Demikian pula dilihat dari capaian kinerja pemerintah saat ini yang sesungguhnya belum dapat dikatakan berhasil. Hal itu dilihat dari indikator kinerja pemerintah yang antara lain berdasarkan indikator ekonomi utama yang dicanangkan pada Rencana Pembangunan Jangka Mengengah (RPJM). Jika pada RPJM ditargetkan pertumbuhan ekonomi rata-rata 6,6 % selama kurun waktu tahun 2005-2009, realisasinya hingga tahun 2008 baru tercapai 5,9%. Target angka pengangguran tahun 2008 sebesar 6,6% ternyata realisasinya masih sebesar 8,4%. Demikian pula target penduduk miskin dalam RPJM sebesar 8,2 % untuk tahun 2009, namun realisasinya hingga tahun 2008 masih sebesar 15,4%. Kondisi capaian kinerja pemerintah Indonesia ini jauh tertinggal dibandingkan dengan kinerja pemerintah di negara-negara tetangga seperti Laos, Kamboja, Vietnam dan China. Sebagai contoh, untuk pengurangan tingkat penduduk miskin periode tahun 2004-2008 di Laos sebesar 10,6 % , Kamboja turun 11,3%, Vietnam 4,8%, China 4,2%, sadangkan Indonesia hanya 1,5 %. (Kompas, 27 April 2009).

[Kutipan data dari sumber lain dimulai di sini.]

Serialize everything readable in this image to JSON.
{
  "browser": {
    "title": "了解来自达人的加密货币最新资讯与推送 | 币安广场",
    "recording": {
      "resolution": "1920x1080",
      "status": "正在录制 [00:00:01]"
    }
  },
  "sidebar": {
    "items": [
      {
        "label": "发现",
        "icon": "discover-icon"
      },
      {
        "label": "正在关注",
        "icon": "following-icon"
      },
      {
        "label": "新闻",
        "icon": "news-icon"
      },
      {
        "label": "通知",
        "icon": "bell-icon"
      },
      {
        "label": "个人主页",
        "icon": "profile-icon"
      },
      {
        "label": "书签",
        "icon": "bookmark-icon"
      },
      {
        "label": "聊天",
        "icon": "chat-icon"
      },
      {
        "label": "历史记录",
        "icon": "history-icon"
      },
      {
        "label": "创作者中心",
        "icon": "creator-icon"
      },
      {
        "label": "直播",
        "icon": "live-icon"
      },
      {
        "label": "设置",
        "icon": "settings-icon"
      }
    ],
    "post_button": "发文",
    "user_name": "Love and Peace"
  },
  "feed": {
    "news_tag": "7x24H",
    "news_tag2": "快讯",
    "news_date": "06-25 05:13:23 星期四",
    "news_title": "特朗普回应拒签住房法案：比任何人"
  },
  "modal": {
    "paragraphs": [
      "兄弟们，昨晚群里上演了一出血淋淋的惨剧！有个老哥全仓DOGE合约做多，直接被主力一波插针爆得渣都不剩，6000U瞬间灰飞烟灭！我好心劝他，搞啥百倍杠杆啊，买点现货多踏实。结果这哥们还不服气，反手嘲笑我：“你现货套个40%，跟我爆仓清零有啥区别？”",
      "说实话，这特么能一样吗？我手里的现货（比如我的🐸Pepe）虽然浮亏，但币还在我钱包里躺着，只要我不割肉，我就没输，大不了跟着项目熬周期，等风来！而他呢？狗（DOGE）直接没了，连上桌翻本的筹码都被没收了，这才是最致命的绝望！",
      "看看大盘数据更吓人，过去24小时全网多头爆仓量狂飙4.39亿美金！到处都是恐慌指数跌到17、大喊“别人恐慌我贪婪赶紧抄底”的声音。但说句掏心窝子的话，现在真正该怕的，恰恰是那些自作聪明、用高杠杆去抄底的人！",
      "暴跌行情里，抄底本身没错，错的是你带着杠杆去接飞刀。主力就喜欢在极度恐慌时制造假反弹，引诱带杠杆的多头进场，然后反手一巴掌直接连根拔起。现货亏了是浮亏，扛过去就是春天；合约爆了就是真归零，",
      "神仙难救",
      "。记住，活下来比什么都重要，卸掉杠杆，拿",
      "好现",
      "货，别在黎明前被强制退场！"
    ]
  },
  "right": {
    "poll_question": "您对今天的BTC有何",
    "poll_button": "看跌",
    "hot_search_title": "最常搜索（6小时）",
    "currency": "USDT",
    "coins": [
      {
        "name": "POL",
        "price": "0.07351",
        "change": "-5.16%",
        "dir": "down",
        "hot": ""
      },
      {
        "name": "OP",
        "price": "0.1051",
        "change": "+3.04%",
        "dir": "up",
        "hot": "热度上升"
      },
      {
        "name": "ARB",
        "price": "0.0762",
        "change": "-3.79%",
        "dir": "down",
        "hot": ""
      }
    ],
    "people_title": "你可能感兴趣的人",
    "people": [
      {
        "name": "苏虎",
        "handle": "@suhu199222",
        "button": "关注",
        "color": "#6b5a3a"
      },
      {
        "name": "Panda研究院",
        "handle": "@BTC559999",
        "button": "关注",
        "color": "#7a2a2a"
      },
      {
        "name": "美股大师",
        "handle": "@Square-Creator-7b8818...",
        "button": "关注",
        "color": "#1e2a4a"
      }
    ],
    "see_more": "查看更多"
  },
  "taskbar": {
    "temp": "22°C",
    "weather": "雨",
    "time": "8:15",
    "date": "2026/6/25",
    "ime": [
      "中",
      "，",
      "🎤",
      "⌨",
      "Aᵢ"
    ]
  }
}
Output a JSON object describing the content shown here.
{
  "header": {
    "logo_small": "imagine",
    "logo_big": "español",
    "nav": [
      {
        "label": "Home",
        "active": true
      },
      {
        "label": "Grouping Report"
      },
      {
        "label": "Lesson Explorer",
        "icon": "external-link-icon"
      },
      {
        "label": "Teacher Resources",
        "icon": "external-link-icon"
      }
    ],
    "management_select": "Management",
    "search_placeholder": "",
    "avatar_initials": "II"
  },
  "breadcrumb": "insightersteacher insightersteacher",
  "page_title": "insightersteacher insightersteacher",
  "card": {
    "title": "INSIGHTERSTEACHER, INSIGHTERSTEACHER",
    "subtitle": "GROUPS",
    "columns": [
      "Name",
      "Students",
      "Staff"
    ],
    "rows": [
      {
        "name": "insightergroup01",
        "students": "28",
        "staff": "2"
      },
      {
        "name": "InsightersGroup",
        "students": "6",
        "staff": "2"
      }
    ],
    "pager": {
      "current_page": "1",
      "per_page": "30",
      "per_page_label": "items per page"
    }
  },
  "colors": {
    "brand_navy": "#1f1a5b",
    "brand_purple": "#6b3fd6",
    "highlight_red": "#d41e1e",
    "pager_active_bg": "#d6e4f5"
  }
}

Dengan capaian kinerja pemerintah tersebut, maka dapat dikatakan bahwa reformasi birokrasi pemerintah belum berjalan dengan baik. Padahal dalam situasi keterpurukan negara dan masyarakat Indonesia yang dialami sejak ’pecahnya’ krisis multi dimensi sekitar 10 tahun silam, agenda reformasi birokrasi tidak dapat ditawar lagi. Namun sejauh ini nampaknya pemerintah belum menunjukkan sence of crisis dengan segera melakukan reformasi birokrasi secara menyeluruh. Grand design reformasi birokrasi pasca Orde Baru belum dirumuskan dengan tujuan dan strategi yang jelas. Salah satu pakar birokrasi, Miftah Toha menyatakan bahwa hingga saat ini kelembagaan dan sistem administrasi belum berubah, susunan dan struktur organisasi birokrasi pemerintah masih seperti yang dulu pada era Presiden Suharto (2008). Demikian pula sistem nilai atau kultur yang kemudian mempengaruhi perilaku dan kinerja birokrasi secara individu maupun kelembagaan belum mengalami perubahan yang berarti.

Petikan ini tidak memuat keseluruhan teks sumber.